みそぎよ禊。それだけやったら、もきれいさっぱり忘れてあげる。許してあげるよ」

 含み笑いしながらそう言った。


 到底この量を一人でできるわけないし、今日子としては、いつもみたいに俺をからかうつもりで言ったんだろう。

 あのネタで俺をからかって面白がっていたのだ。


 だけど、こっちも売り言葉に買い言葉で、

「分かったやってやるよ」

 そう言ってしまった。


「できもしないくせに」

「やるって言ったらやるし」

「もういいから」

「いい、とかじゃないし」


 こんなやりとりがあった。

 今考えると、俺も今日子も子供みたいだ。

 二人とも、子供の頃からまったく成長してなくて、恥ずかしい限りだった。


「小仙波君、一人じゃ無理だよ。

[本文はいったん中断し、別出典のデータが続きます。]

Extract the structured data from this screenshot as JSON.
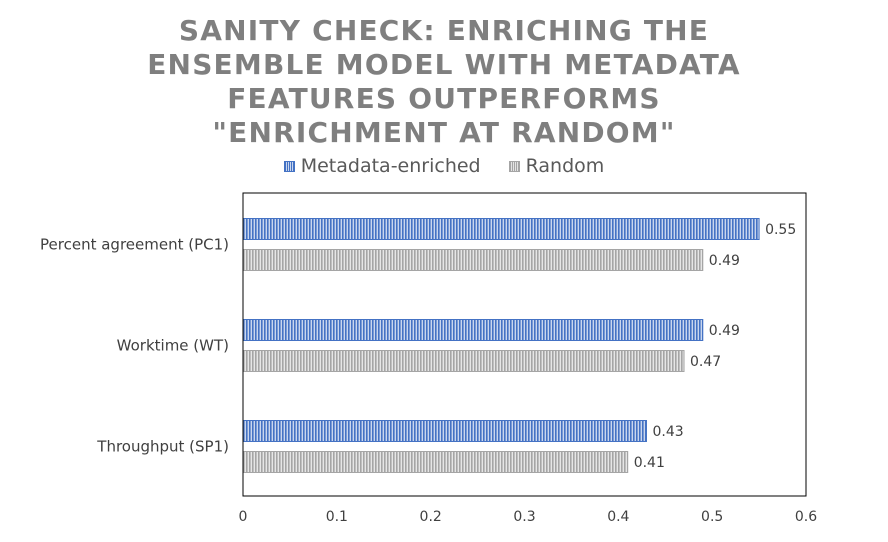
{
  "chart_data": {
    "type": "bar",
    "orientation": "horizontal",
    "title_lines": [
      "SANITY CHECK: ENRICHING THE",
      "ENSEMBLE MODEL WITH METADATA",
      "FEATURES OUTPERFORMS",
      "\"ENRICHMENT AT RANDOM\""
    ],
    "categories": [
      "Percent agreement (PC1)",
      "Worktime (WT)",
      "Throughput (SP1)"
    ],
    "series": [
      {
        "name": "Metadata-enriched",
        "values": [
          0.55,
          0.49,
          0.43
        ],
        "color": "#4472c4",
        "label_text": [
          "0.55",
          "0.49",
          "0.43"
        ]
      },
      {
        "name": "Random",
        "values": [
          0.49,
          0.47,
          0.41
        ],
        "color": "#a5a5a5",
        "label_text": [
          "0.49",
          "0.47",
          "0.41"
        ]
      }
    ],
    "xlim": [
      0,
      0.6
    ],
    "x_ticks": [
      0,
      0.1,
      0.2,
      0.3,
      0.4,
      0.5,
      0.6
    ],
    "x_tick_labels": [
      "0",
      "0.1",
      "0.2",
      "0.3",
      "0.4",
      "0.5",
      "0.6"
    ],
    "legend_position": "top",
    "grid": false,
    "data_labels": true
  }
}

みんなでやろう」

 伊織さんが困った顔で言ってくれた。


「そうですよ先輩。私もやります」

 南牟礼さんも気遣ってくれた。


「冬麻君、私は細かい作業苦手だけど、でも、頑張るから」

 文香も言った。


 だけど、そんな女子の前だからこそ、余計に意地を張ってしまって、


「大丈夫です。俺が一人でやれば、みんなが他の作業に集中できるから、そうしましょう」

 そんなふうに言ってしまった。


 するとそこで花巻先輩が、

「うむ。その意気やよし! 小仙波がやる気を出してくれて、私は嬉しいぞ! さあみんな、ここは小仙波に任せて、別の作業に移るとしよう。仕事はまだ山のようにある」

 そう言った。



 そんなわけで、俺は今、こうしてパイプ椅子に囲まれているのだ。

 まあ、一言でまとめると、自業自得だ。



 俺が果てしない作業で途方に暮れてると、


「お、やってるやってる」

 講堂に顔を出したのは六角屋だった。


「なんだよ。からかいに来たのか?」


「いや、手伝おうと思ってさ。これ一人でやるのは、小仙波があまりにも気の毒だから」

 六角屋はそう言って、ミネラルウォーターのペットボトルを投げて寄越した。


 ちょうど喉がカラカラだったから、すごく助かる。

 六角屋はこんなふうに、女子だけじゃなくて男の気持ちも分かる奴なのだ。


「さて、やるか」

 六角屋はそう言って、バケツの水で雑巾を絞って、椅子を拭き始める。


「ありがとう」

 これは素直に言えた。


「いいって」

 六角屋が照れ笑いする。



 それから二人で黙々と椅子を拭いた。

 外はしとしと雨が降ってて、蒸し暑い。

 もうすっかり夏なのだ。



 そうして、一時間も過ぎただろうか。

 まだ全然減らない椅子に四苦八苦してると、

「なあ小仙波」

 六角屋が話し掛けてくる。


「ん?」


「俺さ、告白しようと思ってる」

 突然そんなことを言う六角屋。


「はっ? 告白」

 告白って、好きな女子に好きって言う、あの告白。

 俺なんかには縁がない、あの、伝説の告白のこと?


「うん、文化祭の最中にしようと思っててさ。ほら、ああいう盛り上がってるときって、勢いで普段言えないことも言っちゃえるだろ? だから、そのときと思って」


「ふうん」


 ずいぶん思い切ったって思った。

 俺には絶対できない。


 だけど、六角屋が告白される相手はきっと幸せになると思う。

 だって六角屋は女子の気持ちが手に取るように分かる奴だし。

 女子を不快にさせることは絶対しないし。


「で、誰に?」

 俺は訊いた。

 六角屋が、たくさんの女子達の中から選んだ相手って、誰だろう?


「源に」

 六角屋が言った。


「はぁ?」


「源って、今日子のこと?」


「ああ」


、今日子のこと?」


「うん」


 なんか、一瞬、頭の中が真っ白になった。